Pour éviter les pièges, retenez le moyen mnémotechnique « MESS » pour les quatre catégories principales : manipulation, exploitation, notation sociale et surveillance — biométrique en temps réel. Une astuce courante dans les examens consiste à décrire un scénario à haut risque, comme l’utilisation d’une IA pour évaluer la solvabilité, et à demander s’il est interdit : ce n’est pas le cas, car seule la notation sociale pratiquée par les pouvoirs publics est interdite. Autre astuce : si une question mentionne la « reconnaissance des émotions sur le lieu de travail », celle-ci présente un risque élevé, mais n’est pas interdite, sauf si elle est utilisée à des fins de manipulation. Vérifiez toujours si la pratique figure sur la liste de l’article 5 ; dans le cas contraire, elle relève d’un risque élevé, limité ou minimal.
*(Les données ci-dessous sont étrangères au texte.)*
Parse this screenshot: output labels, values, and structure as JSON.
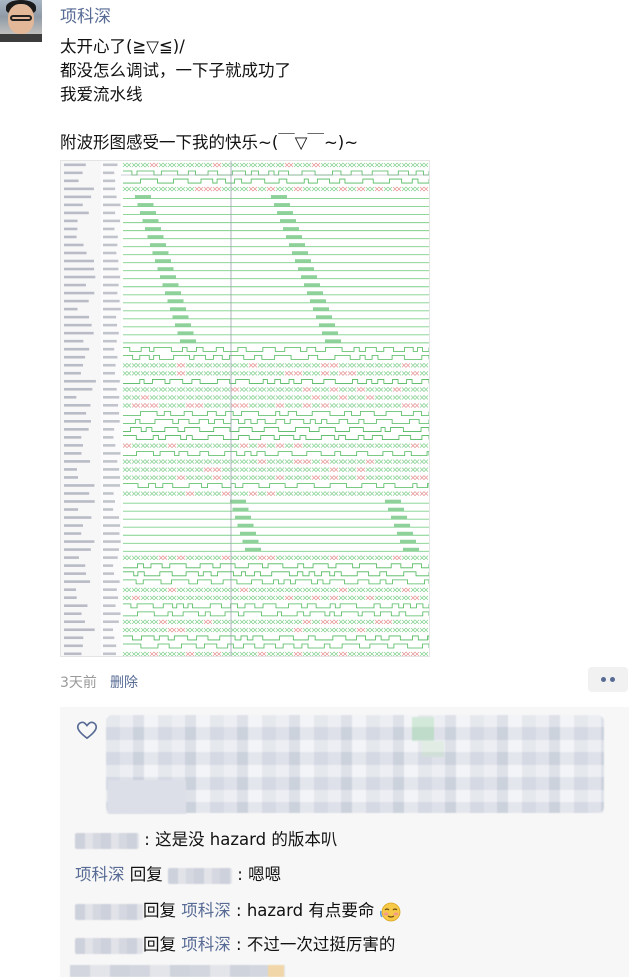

Pour bien retenir ce point, testez-vous avec un scénario rapide : « Un système d’IA classe les citoyens en fonction de leur activité sur les réseaux sociaux afin d’attribuer des prestations sociales. » Il s’agit d’une notation sociale effectuée par une autorité publique : elle est donc interdite. Si ce classement est effectué par une banque privée pour prendre des décisions en matière de prêts, il s’agit d’un système à haut risque, mais non interdit. Souvenez-vous : si une pratique ne figure pas à l’article 5, elle n’est pas interdite — elle est seulement réglementée.
Qu’entend-on par IA présentant un risque inacceptable ?
Des pratiques d’IA interdites parce qu’elles sont contraires aux valeurs de l’UE et aux droits fondamentaux.